To put my website efforts into perspective, I might add that I have no permanent base. I’m a vagabond travel photographer embarked on a marathon mission to stay on the road nonstop for the next decade. This is the second time I’ve embraced such craziness. My previous escapade back in the 1990s lasted nine years. My current venture commenced almost two years ago and my entire road show exists within the constraints of three compact bags: one for personal belongings, one for cameras and a laptop, and one for portable lighting equipment. This represents virtually all that I own in this world.
I never return home; I have no home. Being continuously mobile complicates my Internet life. I accomplish website manipulation, image uploads, and social media pursuits from Internet cafes across the globe and—if I’m lucky—from Wi-Fi connections in a hotel room at midnight. Much of my Internet work occurs at Stone Age snail pace—many times not much faster than dial-up speed since I thrive on visiting remote locales. Frequently I have zero Internet access. The social media world necessitates immediate reaction and I don’t often have such luxury. Many places I visit have limited or no iPhone reception.

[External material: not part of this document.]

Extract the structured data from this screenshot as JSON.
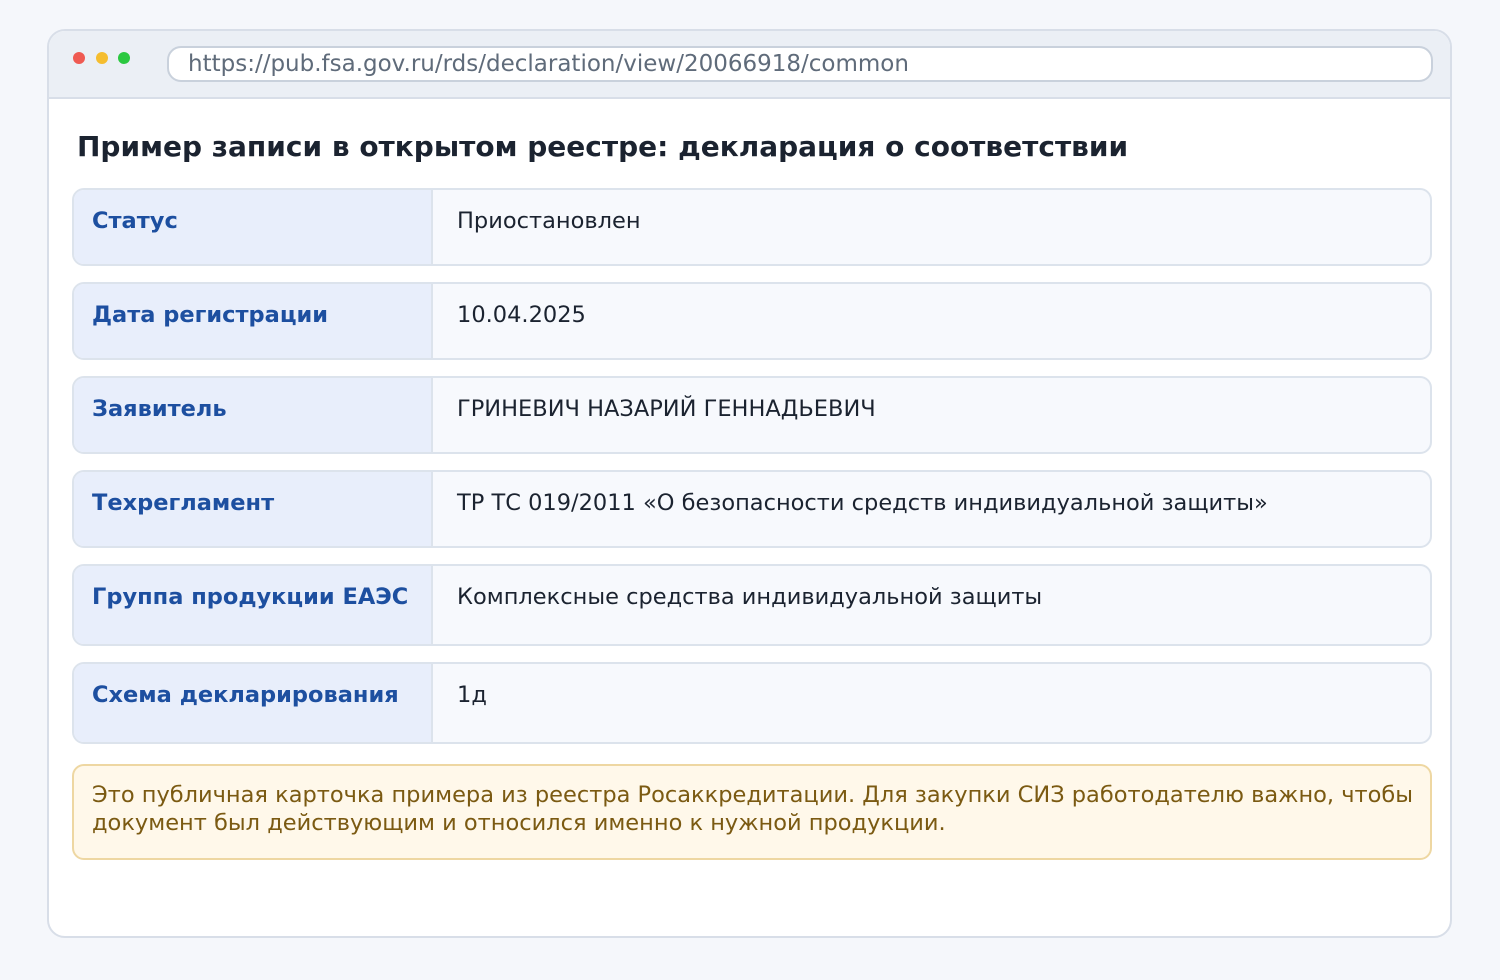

Though my business target in starting the three blogs was to implement a strategy to generate more website traffic, initially these blogs were separate WordPress endeavors that were not embedded into my PhotoShelter website and thus traffic directed to them didn’t add to the SEO of the primary site I was trying to promote. Consequently, much of my spare time during the past year was focused on redesigning a new website with the PhotoShelter eCommerce embedded in the background and with the three blogs incorporated directly into the site architecture so that all the hits I was getting would add to my SEO.

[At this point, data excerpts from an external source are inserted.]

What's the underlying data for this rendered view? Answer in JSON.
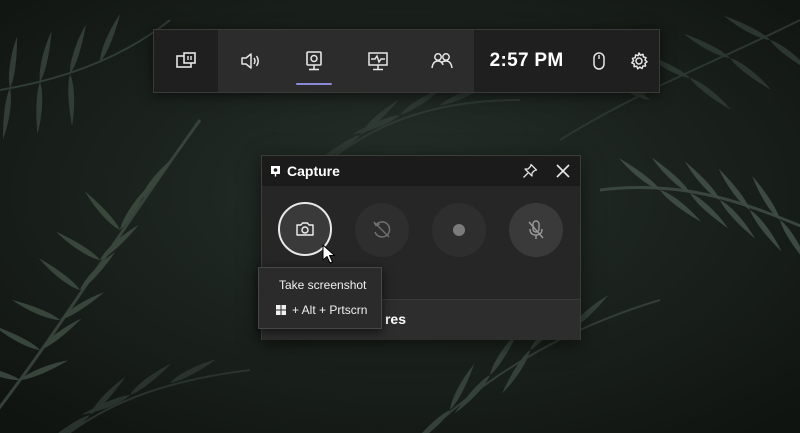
{
  "gamebar": {
    "widgets": [
      {
        "name": "widget-menu",
        "icon": "widget-menu-icon"
      },
      {
        "name": "audio",
        "icon": "speaker-icon"
      },
      {
        "name": "capture",
        "icon": "capture-icon",
        "active": true
      },
      {
        "name": "performance",
        "icon": "performance-monitor-icon"
      },
      {
        "name": "xbox-social",
        "icon": "people-icon"
      }
    ],
    "time": "2:57 PM",
    "mouse_icon": "mouse-icon",
    "settings_icon": "gear-icon",
    "accent_color": "#8b8ad9"
  },
  "capture": {
    "title": "Capture",
    "buttons": [
      {
        "name": "take-screenshot",
        "icon": "camera-icon"
      },
      {
        "name": "record-last-30s",
        "icon": "rewind-disabled-icon"
      },
      {
        "name": "start-recording",
        "icon": "record-dot-icon"
      },
      {
        "name": "mic-toggle",
        "icon": "mic-off-icon"
      }
    ],
    "footer_text": "res"
  },
  "tooltip": {
    "title": "Take screenshot",
    "shortcut": "+ Alt + Prtscrn",
    "shortcut_icon": "windows-logo-icon"
  }
}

SB: Do you work with a professional web designer?
Glen Allison: I soon realized it was time to retain a qualified website designer who could kill all the bugs I had created from lack of HTML coding expertise. My new site was launched at the end of 2010 and I’m now seeing enhanced web traffic. I watch my stats with Google Analytics whenever I can and I see that most of the current traffic is being generated by my Stroborati portable lighting blog.
Yes, a majority of these viewers are other photographers who aren’t going to be my primary eCommerce customers, except for perhaps my Photoshop Actions. But photographers don’t often buy other photographers’ photographs. However, the enhanced traffic this blog generates will augment my search engine rankings and this will drive stock photo and fine art clients to my site. Enhanced rankings will eventually enable me to monetize the site by getting paid advertising from various photo-related vendors. Passive income is another goal.
Truth be told, however, I love sharing the thrill of travel and I hate dealing with stats and all this techie stuff. I’d rather be creating images instead. Nevertheless, I must keep concentrating energy to build really fabulous SEO.
So, during the coming year I’ll exert efforts to write guest posts on other travel and lighting blogs so I can build a bigger network of backlinks to my own site and thus generate more hits to enhance my search engine ranking. Now that my foundation is laid with all the pieces in place, I’ll concentrate on interactive social media networking as well. Maybe I should buy a satellite phone. The step-by-step journey we photographers must embrace can be arduous but I’m learning every day. The fun is in sharing the ride.